I regularly write to raise concerns about the current government’s misuse of psychology in public policies and research. There has been a shift towards the formulation of targeted, prejudiced, class contingent policies which have the central aim of “changing behaviours”  and enforcing “compliance” and conformity. This behaviourist approach has some profound implications for democracy. It constrains autonomy and curtails the basic liberties of targeted citizens, it does not include safeguards or a space for citizens’ qualitative accounts and feedback, while also excluding them from any political consideration of their human rights. 

On the government website, a contract finder notice for the “Provision of Research Laboratory Facilities” for the Department for Work and Pensions says:

“The Department for Work and Pensions (DWP) requires research to be undertaken, in a research laboratory environment, with recipients of the Carers Allowance and recipients of the Employment and Support Allowance (ESA).
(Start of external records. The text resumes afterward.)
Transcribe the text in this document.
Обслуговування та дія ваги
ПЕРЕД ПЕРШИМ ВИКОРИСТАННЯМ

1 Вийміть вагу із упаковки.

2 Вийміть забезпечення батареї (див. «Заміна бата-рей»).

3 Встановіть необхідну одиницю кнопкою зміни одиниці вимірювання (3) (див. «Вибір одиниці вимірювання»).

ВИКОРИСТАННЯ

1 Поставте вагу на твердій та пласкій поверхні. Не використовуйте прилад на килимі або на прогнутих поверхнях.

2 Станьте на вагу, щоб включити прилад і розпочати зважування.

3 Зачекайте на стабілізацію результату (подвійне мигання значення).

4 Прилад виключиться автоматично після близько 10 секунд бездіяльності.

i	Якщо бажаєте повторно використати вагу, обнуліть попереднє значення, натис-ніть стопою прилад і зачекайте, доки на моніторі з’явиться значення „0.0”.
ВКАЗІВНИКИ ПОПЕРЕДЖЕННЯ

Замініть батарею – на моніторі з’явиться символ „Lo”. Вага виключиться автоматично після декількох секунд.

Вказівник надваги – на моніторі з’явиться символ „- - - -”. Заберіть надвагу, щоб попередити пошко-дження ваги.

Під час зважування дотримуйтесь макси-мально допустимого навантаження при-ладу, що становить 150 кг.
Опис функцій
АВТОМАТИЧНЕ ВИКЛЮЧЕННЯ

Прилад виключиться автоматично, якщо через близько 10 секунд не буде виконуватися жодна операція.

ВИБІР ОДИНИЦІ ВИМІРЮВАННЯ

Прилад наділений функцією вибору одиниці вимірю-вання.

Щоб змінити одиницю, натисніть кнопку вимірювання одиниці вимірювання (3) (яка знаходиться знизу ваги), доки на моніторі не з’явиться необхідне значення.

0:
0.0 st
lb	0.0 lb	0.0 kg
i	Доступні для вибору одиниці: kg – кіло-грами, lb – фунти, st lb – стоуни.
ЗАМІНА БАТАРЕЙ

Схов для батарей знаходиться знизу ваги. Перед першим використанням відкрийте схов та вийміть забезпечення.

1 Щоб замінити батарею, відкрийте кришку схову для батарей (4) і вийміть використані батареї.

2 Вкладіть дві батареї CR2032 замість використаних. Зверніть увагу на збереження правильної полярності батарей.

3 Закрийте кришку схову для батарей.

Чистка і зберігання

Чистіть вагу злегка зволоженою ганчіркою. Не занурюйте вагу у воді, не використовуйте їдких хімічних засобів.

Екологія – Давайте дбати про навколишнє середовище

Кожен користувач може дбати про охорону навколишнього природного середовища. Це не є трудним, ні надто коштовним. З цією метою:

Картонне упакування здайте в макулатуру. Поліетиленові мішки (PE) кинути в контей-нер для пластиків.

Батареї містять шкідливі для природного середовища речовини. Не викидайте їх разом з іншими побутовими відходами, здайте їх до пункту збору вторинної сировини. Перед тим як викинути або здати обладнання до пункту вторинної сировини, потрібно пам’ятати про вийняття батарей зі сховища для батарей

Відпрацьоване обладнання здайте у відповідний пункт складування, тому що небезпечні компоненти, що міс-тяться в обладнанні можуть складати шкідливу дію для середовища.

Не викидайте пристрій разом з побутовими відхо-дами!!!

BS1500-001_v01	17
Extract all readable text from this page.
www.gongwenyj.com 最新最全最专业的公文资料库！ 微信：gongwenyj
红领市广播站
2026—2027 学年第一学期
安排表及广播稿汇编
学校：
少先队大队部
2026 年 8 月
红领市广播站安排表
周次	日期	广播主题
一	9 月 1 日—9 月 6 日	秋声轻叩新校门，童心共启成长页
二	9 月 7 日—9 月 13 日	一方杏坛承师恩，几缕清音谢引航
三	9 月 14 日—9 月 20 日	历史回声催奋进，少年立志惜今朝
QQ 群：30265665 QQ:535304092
In a typical lab situation DWP shall have one DWP researcher in a room with the participant and other DWP researchers (if appropriate) and invited observers behind a two way mirror evaluating what is happening. As well as viewing the interview they can also see the activity on the web screen via monitors in their room.

The proceedings are currently recorded on MP4 for subsequent use when research findings are being reported. The participants cannot see the people in the viewing facility though they know they are there. There needs to be flexibility to be able to undertake the research in the North West and Leeds and be able to recruit for participants to attend a Government Lab set up at Aviation House in London WC2B 6NH.” 

• Informed Consent.

Participants must be given the following information:

•  A statement that participation is voluntary and that refusal to participate will not result in any consequences or any loss of benefits that the person is otherwise entitled to receive.
• Purpose of the research.
•  Procedures involved in the research.
•  All foreseeable risks and discomforts to the participant (if there are any). These include not only physical injury but also possible psychological.
•  Subjects’ right to confidentiality and the right to withdraw from the study at any time without any consequences.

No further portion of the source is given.